Un día desapareció. Al principio no me dí cuenta. A veces, tardaba en aparecer semanas, incluso meses. Pero cuando pasaron seis meses sin aparecer, decidí ir a buscarlo. No tenía teléfono ni dirección y los pocos amigos que me había presentado estaban tan ilocalizables como él. La casa de los inmigrantes estaba vacía. No estaba en ninguno de los bares. No estaba bajo el árbol junto al río. No estaba en ninguna parte. Incluso llegué a pensar si todo no habría sido más que un sueño. Pero seguí buscando.
Las noches fueron lo peor. A veces soñaba que había encontrado a otra, y que ahora paseaban juntos felices por el río. Otras veces me atormentaba pensando si no habría sido sólo un sueño. Un nombre demasiado común junto con un apellido vulgar no me ayudaban a encontrarlo.
Un día apareció uno de sus amigos. Él tampoco quiso decirme dónde estaba y fingió no saber nada. Pero no sería casualidad que dos días después reapareciera en mi vida. Me contó que había estado ocupado y que se marchaba a México. Había decidido unirse en la lucha junto al subcomandante Marcos y que probablemente no lo viera nunca más. Una despedida triste y una carta en mi buzón con unas líneas de Bécquer:
“¿Quieres guardar un buen recuerdo de este amor?

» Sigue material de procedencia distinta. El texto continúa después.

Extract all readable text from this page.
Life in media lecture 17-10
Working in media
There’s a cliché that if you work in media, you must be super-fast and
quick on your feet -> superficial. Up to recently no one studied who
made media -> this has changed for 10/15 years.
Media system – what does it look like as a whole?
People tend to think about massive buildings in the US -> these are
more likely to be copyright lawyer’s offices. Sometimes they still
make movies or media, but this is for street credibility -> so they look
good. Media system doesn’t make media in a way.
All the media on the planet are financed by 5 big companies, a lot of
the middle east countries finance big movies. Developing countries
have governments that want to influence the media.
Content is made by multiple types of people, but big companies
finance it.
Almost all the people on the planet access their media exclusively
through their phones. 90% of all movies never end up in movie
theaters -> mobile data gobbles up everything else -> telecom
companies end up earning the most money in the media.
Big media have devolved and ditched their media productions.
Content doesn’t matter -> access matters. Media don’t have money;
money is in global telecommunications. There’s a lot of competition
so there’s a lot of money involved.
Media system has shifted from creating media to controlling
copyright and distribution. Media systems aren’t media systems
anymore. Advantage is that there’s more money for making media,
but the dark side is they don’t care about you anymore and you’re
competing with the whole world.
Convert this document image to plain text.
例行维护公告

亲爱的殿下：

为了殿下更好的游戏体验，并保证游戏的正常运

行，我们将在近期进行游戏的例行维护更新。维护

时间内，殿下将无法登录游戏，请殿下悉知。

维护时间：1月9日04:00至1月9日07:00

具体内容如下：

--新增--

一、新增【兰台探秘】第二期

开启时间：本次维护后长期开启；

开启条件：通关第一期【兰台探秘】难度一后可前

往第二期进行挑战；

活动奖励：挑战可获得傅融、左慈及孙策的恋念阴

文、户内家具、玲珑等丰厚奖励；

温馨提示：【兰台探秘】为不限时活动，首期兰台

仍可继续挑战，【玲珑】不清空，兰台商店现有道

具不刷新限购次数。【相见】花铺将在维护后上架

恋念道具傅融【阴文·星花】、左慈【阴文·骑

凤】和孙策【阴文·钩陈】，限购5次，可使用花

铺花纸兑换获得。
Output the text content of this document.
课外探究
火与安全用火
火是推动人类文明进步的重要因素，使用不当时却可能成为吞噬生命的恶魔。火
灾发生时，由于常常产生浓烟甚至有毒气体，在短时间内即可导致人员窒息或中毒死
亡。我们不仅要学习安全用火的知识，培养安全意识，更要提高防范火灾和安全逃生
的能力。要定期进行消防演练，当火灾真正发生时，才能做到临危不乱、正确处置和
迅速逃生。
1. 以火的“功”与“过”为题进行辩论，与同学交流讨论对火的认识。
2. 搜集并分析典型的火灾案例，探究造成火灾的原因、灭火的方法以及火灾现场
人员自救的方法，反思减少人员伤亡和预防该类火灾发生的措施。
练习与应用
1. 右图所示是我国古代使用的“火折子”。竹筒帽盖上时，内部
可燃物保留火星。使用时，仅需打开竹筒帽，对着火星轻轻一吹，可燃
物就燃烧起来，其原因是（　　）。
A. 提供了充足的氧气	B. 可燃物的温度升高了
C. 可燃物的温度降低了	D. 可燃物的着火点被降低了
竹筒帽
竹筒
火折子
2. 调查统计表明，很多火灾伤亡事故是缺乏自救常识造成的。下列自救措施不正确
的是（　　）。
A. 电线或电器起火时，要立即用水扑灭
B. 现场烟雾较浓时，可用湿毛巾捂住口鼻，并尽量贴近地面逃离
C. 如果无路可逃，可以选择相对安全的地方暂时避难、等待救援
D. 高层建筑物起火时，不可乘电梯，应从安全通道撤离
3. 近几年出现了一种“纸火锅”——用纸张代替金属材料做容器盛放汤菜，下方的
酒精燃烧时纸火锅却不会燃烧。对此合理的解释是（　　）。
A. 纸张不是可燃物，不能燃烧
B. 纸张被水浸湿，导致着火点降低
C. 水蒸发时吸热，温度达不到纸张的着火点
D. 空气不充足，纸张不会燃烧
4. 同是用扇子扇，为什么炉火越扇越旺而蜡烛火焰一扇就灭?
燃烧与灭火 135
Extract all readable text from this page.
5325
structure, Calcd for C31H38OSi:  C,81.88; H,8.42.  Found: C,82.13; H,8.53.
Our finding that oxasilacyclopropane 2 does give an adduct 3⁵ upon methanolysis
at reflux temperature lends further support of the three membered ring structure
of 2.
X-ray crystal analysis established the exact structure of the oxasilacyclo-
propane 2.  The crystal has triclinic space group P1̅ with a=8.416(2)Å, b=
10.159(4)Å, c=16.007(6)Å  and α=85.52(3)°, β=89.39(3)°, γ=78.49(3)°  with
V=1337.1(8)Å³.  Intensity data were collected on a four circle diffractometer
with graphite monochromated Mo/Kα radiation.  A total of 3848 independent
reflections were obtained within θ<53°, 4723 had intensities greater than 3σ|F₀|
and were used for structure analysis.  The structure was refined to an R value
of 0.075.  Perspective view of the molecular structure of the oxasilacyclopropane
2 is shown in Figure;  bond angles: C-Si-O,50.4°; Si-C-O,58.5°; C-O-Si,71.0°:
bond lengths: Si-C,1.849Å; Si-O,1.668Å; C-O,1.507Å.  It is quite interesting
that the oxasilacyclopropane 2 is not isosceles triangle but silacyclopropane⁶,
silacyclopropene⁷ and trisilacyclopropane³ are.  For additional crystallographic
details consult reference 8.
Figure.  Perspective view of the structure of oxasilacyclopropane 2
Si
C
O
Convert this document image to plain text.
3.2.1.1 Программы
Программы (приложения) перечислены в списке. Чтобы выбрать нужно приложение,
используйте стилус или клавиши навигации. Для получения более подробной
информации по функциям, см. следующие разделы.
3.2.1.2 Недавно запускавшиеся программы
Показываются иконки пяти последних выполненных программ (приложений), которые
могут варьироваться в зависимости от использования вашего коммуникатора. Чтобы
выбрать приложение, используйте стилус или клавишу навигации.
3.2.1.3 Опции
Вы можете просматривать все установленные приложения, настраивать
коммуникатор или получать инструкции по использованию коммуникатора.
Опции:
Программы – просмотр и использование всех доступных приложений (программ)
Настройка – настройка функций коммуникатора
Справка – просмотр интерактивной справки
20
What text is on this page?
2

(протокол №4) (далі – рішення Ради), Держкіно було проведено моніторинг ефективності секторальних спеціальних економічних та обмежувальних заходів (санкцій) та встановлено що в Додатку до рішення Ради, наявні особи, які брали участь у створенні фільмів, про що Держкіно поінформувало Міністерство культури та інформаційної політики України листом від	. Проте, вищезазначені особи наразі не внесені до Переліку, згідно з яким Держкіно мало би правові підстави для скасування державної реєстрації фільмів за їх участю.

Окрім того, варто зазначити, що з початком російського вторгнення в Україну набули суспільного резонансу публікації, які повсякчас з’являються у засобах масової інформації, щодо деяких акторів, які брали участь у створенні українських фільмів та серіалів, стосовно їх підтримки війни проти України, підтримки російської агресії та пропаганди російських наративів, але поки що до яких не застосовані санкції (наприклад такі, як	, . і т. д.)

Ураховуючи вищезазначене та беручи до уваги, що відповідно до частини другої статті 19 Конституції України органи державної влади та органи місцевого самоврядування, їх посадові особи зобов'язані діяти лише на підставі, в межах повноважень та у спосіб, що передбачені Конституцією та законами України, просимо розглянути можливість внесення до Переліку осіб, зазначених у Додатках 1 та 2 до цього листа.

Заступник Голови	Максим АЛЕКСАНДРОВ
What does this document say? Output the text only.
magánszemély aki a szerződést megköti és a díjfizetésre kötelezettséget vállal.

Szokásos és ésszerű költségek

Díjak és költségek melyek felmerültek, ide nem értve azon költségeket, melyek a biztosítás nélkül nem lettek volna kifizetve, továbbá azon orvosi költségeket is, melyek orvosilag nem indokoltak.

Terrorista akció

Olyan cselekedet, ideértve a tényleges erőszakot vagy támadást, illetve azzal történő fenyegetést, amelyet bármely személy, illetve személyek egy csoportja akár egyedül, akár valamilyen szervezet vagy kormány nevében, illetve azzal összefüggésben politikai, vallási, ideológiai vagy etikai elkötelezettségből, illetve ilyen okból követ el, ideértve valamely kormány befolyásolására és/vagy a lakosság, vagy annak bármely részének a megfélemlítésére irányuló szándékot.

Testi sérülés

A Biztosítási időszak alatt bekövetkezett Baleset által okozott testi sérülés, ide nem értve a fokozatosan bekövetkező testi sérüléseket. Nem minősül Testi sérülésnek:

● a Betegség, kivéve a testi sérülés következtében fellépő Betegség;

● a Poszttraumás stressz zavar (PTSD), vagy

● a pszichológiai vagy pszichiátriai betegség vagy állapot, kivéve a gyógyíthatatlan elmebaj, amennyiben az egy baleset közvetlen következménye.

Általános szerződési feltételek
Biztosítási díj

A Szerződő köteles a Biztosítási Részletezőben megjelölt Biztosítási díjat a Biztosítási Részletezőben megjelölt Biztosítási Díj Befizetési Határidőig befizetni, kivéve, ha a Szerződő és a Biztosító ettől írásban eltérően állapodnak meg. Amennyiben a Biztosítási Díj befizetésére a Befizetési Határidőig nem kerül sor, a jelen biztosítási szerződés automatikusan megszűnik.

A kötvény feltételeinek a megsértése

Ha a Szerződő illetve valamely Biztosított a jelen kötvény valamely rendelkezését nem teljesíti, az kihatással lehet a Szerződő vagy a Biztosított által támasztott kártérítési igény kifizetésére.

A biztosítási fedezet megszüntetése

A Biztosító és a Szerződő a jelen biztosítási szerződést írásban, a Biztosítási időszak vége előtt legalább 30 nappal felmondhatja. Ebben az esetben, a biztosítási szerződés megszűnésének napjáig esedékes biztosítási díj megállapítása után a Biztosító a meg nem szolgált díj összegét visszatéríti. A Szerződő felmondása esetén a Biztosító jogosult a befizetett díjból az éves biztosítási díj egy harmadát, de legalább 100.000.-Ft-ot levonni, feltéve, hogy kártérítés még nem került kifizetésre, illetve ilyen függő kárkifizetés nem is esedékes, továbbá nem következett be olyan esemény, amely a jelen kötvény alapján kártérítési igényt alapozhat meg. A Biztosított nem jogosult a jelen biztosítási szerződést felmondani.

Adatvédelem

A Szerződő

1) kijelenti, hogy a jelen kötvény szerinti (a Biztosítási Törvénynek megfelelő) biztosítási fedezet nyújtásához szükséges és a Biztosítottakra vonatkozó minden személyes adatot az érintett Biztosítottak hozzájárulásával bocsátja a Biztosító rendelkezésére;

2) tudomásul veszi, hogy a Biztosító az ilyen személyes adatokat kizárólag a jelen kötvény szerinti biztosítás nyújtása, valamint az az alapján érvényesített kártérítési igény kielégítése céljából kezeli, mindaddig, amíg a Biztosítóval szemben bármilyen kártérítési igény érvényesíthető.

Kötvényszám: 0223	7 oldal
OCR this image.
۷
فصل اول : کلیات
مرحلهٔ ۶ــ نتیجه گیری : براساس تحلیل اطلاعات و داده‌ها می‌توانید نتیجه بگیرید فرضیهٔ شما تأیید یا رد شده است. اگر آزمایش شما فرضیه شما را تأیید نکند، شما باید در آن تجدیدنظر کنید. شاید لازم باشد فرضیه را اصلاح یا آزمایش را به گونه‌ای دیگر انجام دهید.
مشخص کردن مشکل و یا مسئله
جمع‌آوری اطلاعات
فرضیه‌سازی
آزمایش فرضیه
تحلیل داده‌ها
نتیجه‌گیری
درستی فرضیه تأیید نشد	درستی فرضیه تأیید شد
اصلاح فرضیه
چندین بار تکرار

Pues amémonos hoy mucho y mañana digámonos adios”
Es absurdo recordar esto el día antes de mi boda, ¿verdad? Y más, contársela a un completo desconocido que me cruzo por la calle. Pero no pude evitar pararme a escuchar cómo tocaba la guitarra, porque puede que hayan pasado muchos años y que el olvido haya hecho su trabajo. Pero unos ojos como los tuyos, esos no hay dos en la Tierra.